• The US CPI is now critical to the USD/CAD trajectory.

The USD/CAD is flat at this point in what could be an eventful day for the currency blocs. Market participants will get busy with US inflation data during the New York session. USD/CAD trades between 1.2668 & 1.2678 at the time of writing. This is steady in anticipation of today’s important US event.

The Bank of Canada reiterated Wednesday that interest rate increases are imminent. Tiff Macklem (the Bank of Canada’s Governor) was very hawkish in his live speech to the Canadian chamber of Commerce. Tiff Macklem said that the global supply chain problems could have peaked, which he blames on higher inflation. He also suggested that Canadians should be prepared for a rising path in interest rates. The loonie rose 0.3% to just below 1.2670 against the US dollar, and then stabilized before moving higher for the remainder of New York’s day.

The BoC rate hike is expected to be announced by the money markets on the 30th of next month. As long as the global oil price remains high, the loonie will continue to enjoy the high-value exports of one of Canada’s largest exports.

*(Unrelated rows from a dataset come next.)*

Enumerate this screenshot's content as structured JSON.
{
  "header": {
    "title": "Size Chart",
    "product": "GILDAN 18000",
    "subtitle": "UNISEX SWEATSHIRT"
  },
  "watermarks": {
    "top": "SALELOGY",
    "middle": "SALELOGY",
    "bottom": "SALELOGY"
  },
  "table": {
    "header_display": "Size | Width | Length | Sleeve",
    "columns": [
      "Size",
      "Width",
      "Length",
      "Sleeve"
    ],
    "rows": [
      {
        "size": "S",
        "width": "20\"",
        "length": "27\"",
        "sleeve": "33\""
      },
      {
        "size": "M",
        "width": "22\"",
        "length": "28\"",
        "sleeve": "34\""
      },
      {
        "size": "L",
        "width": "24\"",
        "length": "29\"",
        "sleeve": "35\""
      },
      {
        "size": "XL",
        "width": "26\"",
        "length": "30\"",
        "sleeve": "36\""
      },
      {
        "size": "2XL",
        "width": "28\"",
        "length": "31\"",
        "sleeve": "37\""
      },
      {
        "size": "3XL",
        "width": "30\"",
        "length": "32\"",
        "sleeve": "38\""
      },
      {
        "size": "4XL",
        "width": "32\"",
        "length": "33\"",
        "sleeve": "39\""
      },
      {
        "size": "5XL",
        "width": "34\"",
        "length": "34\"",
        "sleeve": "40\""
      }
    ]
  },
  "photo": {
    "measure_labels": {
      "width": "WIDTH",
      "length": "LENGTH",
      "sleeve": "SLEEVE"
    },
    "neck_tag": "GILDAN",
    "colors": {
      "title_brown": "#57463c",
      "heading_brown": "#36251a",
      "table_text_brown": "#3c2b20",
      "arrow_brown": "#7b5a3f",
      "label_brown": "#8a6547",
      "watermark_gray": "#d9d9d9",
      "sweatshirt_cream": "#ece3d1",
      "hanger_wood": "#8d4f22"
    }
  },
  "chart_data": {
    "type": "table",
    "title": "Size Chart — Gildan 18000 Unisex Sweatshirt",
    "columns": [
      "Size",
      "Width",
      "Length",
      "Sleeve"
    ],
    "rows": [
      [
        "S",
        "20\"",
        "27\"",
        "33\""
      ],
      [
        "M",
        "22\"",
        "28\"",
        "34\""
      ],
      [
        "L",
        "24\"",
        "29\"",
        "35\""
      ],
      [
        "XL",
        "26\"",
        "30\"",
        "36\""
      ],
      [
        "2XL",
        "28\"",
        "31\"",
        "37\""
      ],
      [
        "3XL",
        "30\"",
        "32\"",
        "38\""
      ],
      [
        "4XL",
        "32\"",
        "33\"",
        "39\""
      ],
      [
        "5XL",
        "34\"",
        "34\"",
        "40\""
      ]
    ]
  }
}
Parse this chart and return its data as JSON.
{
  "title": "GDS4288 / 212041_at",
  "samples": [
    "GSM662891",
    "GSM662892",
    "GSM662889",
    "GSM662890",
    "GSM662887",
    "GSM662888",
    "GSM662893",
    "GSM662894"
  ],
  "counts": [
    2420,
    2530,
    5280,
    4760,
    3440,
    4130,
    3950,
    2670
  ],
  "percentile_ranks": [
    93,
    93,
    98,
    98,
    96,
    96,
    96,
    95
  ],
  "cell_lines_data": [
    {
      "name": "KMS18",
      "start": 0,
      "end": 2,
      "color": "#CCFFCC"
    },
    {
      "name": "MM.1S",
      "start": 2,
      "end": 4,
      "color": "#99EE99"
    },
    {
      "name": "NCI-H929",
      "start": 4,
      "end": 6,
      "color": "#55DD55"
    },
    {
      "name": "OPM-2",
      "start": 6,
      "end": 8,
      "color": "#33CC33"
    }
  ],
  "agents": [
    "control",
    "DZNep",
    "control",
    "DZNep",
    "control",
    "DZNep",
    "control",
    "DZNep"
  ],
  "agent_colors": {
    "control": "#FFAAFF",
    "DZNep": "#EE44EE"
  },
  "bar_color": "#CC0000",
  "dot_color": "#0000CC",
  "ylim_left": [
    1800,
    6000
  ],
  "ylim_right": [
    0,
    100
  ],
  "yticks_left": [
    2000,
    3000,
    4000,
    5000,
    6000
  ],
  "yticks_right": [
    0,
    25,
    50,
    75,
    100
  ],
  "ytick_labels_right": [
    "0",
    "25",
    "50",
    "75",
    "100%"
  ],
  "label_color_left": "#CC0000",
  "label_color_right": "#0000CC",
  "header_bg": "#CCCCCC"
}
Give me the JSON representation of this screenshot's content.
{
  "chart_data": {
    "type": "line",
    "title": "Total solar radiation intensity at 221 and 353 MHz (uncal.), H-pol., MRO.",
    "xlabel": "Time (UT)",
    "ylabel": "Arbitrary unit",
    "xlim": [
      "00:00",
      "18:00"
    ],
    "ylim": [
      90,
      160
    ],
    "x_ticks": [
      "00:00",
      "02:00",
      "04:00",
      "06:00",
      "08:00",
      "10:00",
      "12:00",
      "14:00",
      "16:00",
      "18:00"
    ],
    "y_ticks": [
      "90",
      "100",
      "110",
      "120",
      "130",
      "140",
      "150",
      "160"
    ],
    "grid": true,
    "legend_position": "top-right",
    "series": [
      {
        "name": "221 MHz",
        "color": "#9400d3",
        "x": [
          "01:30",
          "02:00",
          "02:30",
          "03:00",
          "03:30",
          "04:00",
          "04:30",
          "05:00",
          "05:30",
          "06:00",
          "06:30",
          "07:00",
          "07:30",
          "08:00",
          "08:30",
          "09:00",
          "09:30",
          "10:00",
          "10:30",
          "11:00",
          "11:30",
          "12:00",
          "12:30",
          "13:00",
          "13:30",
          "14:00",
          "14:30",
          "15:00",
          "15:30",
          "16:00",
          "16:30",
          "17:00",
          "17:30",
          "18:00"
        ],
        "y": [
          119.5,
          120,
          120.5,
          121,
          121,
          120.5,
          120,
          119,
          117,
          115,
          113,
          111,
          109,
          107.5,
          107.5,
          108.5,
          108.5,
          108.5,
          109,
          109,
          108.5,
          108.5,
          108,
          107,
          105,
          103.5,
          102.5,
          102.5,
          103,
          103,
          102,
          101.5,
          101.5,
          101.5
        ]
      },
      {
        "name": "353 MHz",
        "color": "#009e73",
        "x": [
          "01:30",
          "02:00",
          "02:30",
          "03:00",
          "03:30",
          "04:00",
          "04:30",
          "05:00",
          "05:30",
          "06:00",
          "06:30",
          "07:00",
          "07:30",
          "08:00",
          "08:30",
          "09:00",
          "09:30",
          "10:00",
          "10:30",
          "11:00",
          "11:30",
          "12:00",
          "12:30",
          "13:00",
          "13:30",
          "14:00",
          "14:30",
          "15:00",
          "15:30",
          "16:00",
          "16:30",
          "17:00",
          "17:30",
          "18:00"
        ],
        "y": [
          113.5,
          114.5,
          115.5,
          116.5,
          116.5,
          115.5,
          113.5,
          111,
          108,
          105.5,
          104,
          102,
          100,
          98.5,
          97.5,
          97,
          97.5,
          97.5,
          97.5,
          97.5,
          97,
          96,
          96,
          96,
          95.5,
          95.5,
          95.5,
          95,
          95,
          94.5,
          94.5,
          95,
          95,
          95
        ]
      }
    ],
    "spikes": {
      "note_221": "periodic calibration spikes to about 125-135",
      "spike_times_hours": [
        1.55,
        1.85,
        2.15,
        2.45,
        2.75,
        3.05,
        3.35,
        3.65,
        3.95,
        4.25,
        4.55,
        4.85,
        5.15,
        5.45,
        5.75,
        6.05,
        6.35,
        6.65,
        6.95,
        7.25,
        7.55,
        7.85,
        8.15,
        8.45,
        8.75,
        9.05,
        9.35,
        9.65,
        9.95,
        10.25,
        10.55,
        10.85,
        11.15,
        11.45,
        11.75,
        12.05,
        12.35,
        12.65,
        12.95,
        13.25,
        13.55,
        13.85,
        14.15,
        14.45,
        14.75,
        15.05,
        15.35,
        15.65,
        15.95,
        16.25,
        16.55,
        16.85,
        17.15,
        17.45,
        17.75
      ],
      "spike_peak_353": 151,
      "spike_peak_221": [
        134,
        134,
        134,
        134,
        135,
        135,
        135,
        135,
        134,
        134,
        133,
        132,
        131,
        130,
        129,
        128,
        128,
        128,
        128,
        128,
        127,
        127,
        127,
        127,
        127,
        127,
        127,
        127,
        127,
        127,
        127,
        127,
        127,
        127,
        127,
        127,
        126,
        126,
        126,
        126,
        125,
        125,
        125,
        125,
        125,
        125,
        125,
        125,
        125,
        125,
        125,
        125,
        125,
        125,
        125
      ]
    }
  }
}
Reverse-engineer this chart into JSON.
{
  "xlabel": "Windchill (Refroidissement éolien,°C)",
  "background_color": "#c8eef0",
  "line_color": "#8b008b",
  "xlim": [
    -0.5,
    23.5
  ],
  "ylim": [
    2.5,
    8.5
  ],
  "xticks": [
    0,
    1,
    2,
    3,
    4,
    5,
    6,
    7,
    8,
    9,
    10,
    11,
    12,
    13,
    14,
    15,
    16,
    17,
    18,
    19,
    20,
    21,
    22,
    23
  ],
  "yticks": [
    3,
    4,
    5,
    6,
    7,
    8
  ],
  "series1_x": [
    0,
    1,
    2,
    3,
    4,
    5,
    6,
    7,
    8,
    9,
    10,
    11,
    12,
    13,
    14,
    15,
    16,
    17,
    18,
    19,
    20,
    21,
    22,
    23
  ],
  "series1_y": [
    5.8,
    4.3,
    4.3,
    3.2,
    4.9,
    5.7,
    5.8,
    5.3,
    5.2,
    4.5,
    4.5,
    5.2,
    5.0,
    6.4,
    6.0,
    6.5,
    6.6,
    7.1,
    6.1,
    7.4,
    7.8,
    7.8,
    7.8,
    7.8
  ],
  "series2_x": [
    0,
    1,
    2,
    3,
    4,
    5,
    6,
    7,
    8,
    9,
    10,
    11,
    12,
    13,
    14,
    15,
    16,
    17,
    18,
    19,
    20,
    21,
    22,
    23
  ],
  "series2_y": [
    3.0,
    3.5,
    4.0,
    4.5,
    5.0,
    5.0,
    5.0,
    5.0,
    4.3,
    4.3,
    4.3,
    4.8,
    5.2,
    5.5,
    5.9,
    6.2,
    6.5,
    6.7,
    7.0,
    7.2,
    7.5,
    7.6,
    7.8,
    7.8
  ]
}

Analysts at TD Securities warn, however, that the energy supply premium is susceptible to a tactical retreat. “Considering the emergence signs of normalizing production from Libya, Nigeria and Venezuela, as well as other OPEC+ countries, operational risks that have sustainedably driven energy supply risk higher are now decreasing. Diplomats are suggesting that talks are nearing completion as signs are emerging that Iran is moving towards a deal.

The US CPI will be the key

Now, the US calendar is our focus. The US January CPI could indicate that the “price pressures” in January are likely to continue, with the CPI hovering at 40-year highs, Westpac analysts wrote on Thursday.

“US CPI data tonight will be important as it will settle the debate about whether the Fed will raise the rate of interest by a 25bp increase or a 50bp rise. However, it is not clear that the USD would benefit from the latter, according to analysts at ANZ Bank.

According to analysts at Brown Brothers Harriman, the outlook for the greenback is more positive. “If those readings come back hot, it could trigger the next leg higher U.S. yields, and likely push the 10-year past 2% for first time since August 2019.” “Fed tightening would also pick-up and likely push short end of US curve higher which would support dollar,” Brown Brothers Harriman warned.

Technical analysis USD/CAD

According to the Analysis from New York, USD/CAD price Analysis: Bulls are moving in at critical H1 Support. The price has corrected towards the target area.

The price is printing an extended M-formation on the hourly charts, which is short-term.
According to traders, it was clear that the bulls are inching in on profits being taken off the table prior to the North America session’s close. This is because they will be eager to be square ahead of the crucial US Consumer Price Index event in Thursday morning New York trade. This suggests that bulls could target the 1.2680’s (namely the 38.2% and 50% ratios respectively) to correct the M-formation’s neckline.